Ach ja, die sozialen Kontakt sind in vorliegendem Titel von besonderer Bedeutung, denn durch Unterhaltungen, eingestreute Witze und kritische Anmerkungen bindet Ihr Euer Gegenüber an Euch - gekennzeichnet durch fünf Sterne. So werden oberflächliche Freundschaften geknüpft, mit fünf gefüllten Sternen geltet Ihr als Teil der Familie. Kleine Geschenke wie Blumen festigen die Bindung, ebenso dürft Ihr den Kuss auf die Wange wagen, später vielleicht gar das eigene Geschmacksorgan in den Mund des Gegenübers schieben ;-) . Häufig sollt Ihr Euch mit diversen Personen treffen, mit der Zeit lernt Ihr Miami wie Eure Westentasche kennen. Zu entdecken gibt es vieles, die Örtlichkeiten wurden abwechslungsreich gestaltet und beherbergen viele angenehme Details. Wie in der "Sims"-Serie macht Ihr die Bücherregale in der Bibliothek unsicher, was einen Effekt auf den eigenen Kulturwert hat. Andererseits ist es kein Problem sich in die Sonne zu legen und die Wärme um des Charismas willen auf sich niederbrennen zu lassen. Zwischendrin mal einen Snack aus dem Automaten oder schwuppdiwupp ein gebrauchtes Auto gekauft. Um in Miami Spaß zu haben, bietet der Titel reichliche Möglichkeiten, keine Frage. Rund sechs bis acht Stunden werdet Ihr benötigen, um den persönlichen Traum erreicht zu haben. Bis dahin wird die Abwechslung groß geschrieben. Etwas enttäuscht waren wir vom angeblichen Mehrspieler-Modus. Allerdings darf man hier nur seine eigenen Spielfiguren untereinander tauschen, deswegen verzichten wir auf eine gesonderte Wertung.

Grafik & Sound....

Ein trendiges Spiel bedarf einer schicken Optik. Und diese hat "Miami Nights - Singles in the City" ganz klar.
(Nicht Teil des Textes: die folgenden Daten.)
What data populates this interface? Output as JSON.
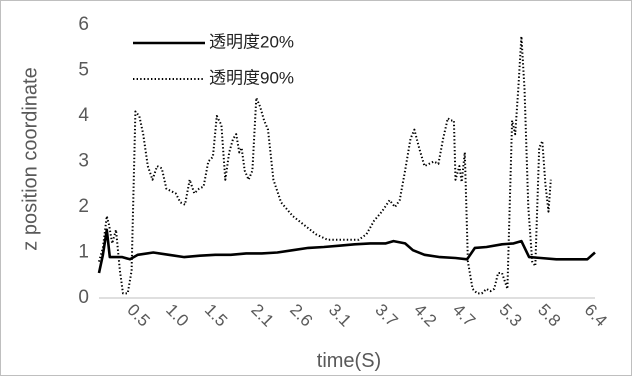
{
  "chart_data": {
    "type": "line",
    "title": "",
    "xlabel": "time(S)",
    "ylabel": "z position coordinate",
    "ylim": [
      0,
      6
    ],
    "xlim": [
      0,
      6.4
    ],
    "y_ticks": [
      0,
      1,
      2,
      3,
      4,
      5,
      6
    ],
    "x_ticks": [
      0.5,
      1.0,
      1.5,
      2.1,
      2.6,
      3.1,
      3.7,
      4.2,
      4.7,
      5.3,
      5.8,
      6.4
    ],
    "x_tick_labels": [
      "0.5",
      "1.0",
      "1.5",
      "2.1",
      "2.6",
      "3.1",
      "3.7",
      "4.2",
      "4.7",
      "5.3",
      "5.8",
      "6.4"
    ],
    "grid": false,
    "legend_position": "top-left",
    "series": [
      {
        "name": "透明度20%",
        "style": "solid",
        "color": "#000000",
        "points": [
          [
            0.0,
            0.55
          ],
          [
            0.05,
            0.95
          ],
          [
            0.1,
            1.5
          ],
          [
            0.14,
            0.9
          ],
          [
            0.3,
            0.9
          ],
          [
            0.4,
            0.85
          ],
          [
            0.5,
            0.95
          ],
          [
            0.7,
            1.0
          ],
          [
            0.9,
            0.95
          ],
          [
            1.1,
            0.9
          ],
          [
            1.3,
            0.93
          ],
          [
            1.5,
            0.95
          ],
          [
            1.7,
            0.95
          ],
          [
            1.9,
            0.98
          ],
          [
            2.1,
            0.98
          ],
          [
            2.3,
            1.0
          ],
          [
            2.5,
            1.05
          ],
          [
            2.7,
            1.1
          ],
          [
            2.9,
            1.12
          ],
          [
            3.1,
            1.15
          ],
          [
            3.3,
            1.18
          ],
          [
            3.5,
            1.2
          ],
          [
            3.6,
            1.2
          ],
          [
            3.7,
            1.2
          ],
          [
            3.8,
            1.25
          ],
          [
            3.95,
            1.2
          ],
          [
            4.05,
            1.05
          ],
          [
            4.2,
            0.95
          ],
          [
            4.4,
            0.9
          ],
          [
            4.6,
            0.88
          ],
          [
            4.75,
            0.85
          ],
          [
            4.85,
            1.1
          ],
          [
            5.0,
            1.12
          ],
          [
            5.2,
            1.18
          ],
          [
            5.35,
            1.2
          ],
          [
            5.45,
            1.25
          ],
          [
            5.55,
            0.9
          ],
          [
            5.7,
            0.88
          ],
          [
            5.9,
            0.85
          ],
          [
            6.1,
            0.85
          ],
          [
            6.3,
            0.85
          ],
          [
            6.4,
            1.0
          ]
        ]
      },
      {
        "name": "透明度90%",
        "style": "dotted",
        "color": "#000000",
        "points": [
          [
            0.0,
            0.8
          ],
          [
            0.05,
            1.1
          ],
          [
            0.1,
            1.8
          ],
          [
            0.13,
            1.6
          ],
          [
            0.17,
            1.2
          ],
          [
            0.22,
            1.5
          ],
          [
            0.27,
            0.6
          ],
          [
            0.31,
            0.1
          ],
          [
            0.37,
            0.1
          ],
          [
            0.42,
            0.6
          ],
          [
            0.47,
            4.1
          ],
          [
            0.52,
            4.0
          ],
          [
            0.57,
            3.6
          ],
          [
            0.63,
            2.9
          ],
          [
            0.69,
            2.6
          ],
          [
            0.75,
            2.9
          ],
          [
            0.81,
            2.85
          ],
          [
            0.87,
            2.4
          ],
          [
            0.93,
            2.35
          ],
          [
            0.99,
            2.3
          ],
          [
            1.05,
            2.1
          ],
          [
            1.11,
            2.05
          ],
          [
            1.17,
            2.6
          ],
          [
            1.23,
            2.3
          ],
          [
            1.29,
            2.4
          ],
          [
            1.35,
            2.45
          ],
          [
            1.41,
            3.0
          ],
          [
            1.47,
            3.1
          ],
          [
            1.52,
            4.0
          ],
          [
            1.58,
            3.8
          ],
          [
            1.63,
            2.6
          ],
          [
            1.68,
            3.2
          ],
          [
            1.73,
            3.5
          ],
          [
            1.77,
            3.6
          ],
          [
            1.81,
            3.2
          ],
          [
            1.84,
            3.3
          ],
          [
            1.88,
            2.8
          ],
          [
            1.93,
            2.6
          ],
          [
            1.98,
            2.8
          ],
          [
            2.03,
            4.4
          ],
          [
            2.08,
            4.2
          ],
          [
            2.13,
            3.9
          ],
          [
            2.18,
            3.7
          ],
          [
            2.25,
            2.6
          ],
          [
            2.35,
            2.1
          ],
          [
            2.5,
            1.8
          ],
          [
            2.65,
            1.6
          ],
          [
            2.8,
            1.4
          ],
          [
            2.95,
            1.28
          ],
          [
            3.1,
            1.28
          ],
          [
            3.25,
            1.28
          ],
          [
            3.35,
            1.28
          ],
          [
            3.45,
            1.4
          ],
          [
            3.55,
            1.7
          ],
          [
            3.65,
            1.9
          ],
          [
            3.75,
            2.15
          ],
          [
            3.82,
            2.0
          ],
          [
            3.88,
            2.15
          ],
          [
            3.95,
            2.8
          ],
          [
            4.02,
            3.5
          ],
          [
            4.07,
            3.7
          ],
          [
            4.13,
            3.3
          ],
          [
            4.2,
            2.9
          ],
          [
            4.26,
            2.95
          ],
          [
            4.32,
            3.0
          ],
          [
            4.38,
            2.95
          ],
          [
            4.44,
            3.5
          ],
          [
            4.5,
            3.95
          ],
          [
            4.54,
            3.9
          ],
          [
            4.58,
            3.9
          ],
          [
            4.6,
            2.6
          ],
          [
            4.65,
            2.9
          ],
          [
            4.68,
            2.55
          ],
          [
            4.72,
            3.2
          ],
          [
            4.76,
            0.8
          ],
          [
            4.82,
            0.2
          ],
          [
            4.88,
            0.1
          ],
          [
            4.94,
            0.1
          ],
          [
            5.0,
            0.2
          ],
          [
            5.05,
            0.15
          ],
          [
            5.1,
            0.2
          ],
          [
            5.15,
            0.55
          ],
          [
            5.2,
            0.55
          ],
          [
            5.27,
            0.2
          ],
          [
            5.33,
            3.9
          ],
          [
            5.37,
            3.6
          ],
          [
            5.41,
            4.6
          ],
          [
            5.45,
            5.75
          ],
          [
            5.49,
            4.6
          ],
          [
            5.54,
            2.0
          ],
          [
            5.59,
            0.8
          ],
          [
            5.63,
            0.7
          ],
          [
            5.68,
            3.3
          ],
          [
            5.72,
            3.45
          ],
          [
            5.76,
            2.5
          ],
          [
            5.8,
            1.9
          ],
          [
            5.83,
            2.6
          ]
        ]
      }
    ]
  }
}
Die 3D-Örtlichkeiten überzeugen dank einer großen Detaildichte. Ob Blümchen, herumliegende Zeitungen oder eine träumerische Strandbar. Beispielsweise erkennt man im eigenen Aquarium die sich dort tummelnden Fische. Das gesamte Setting macht einen hervorragenden Eindruck auf Seiten des Spielers - insbesondere der eigene Protagonist ist hinsichtlich seiner Animationen eine kleine Augenweide. Das Gesamtprodukt schneidet somit sichtbar besser ab als die vergleichbaren "Sims"-Titel für Nintendo DS.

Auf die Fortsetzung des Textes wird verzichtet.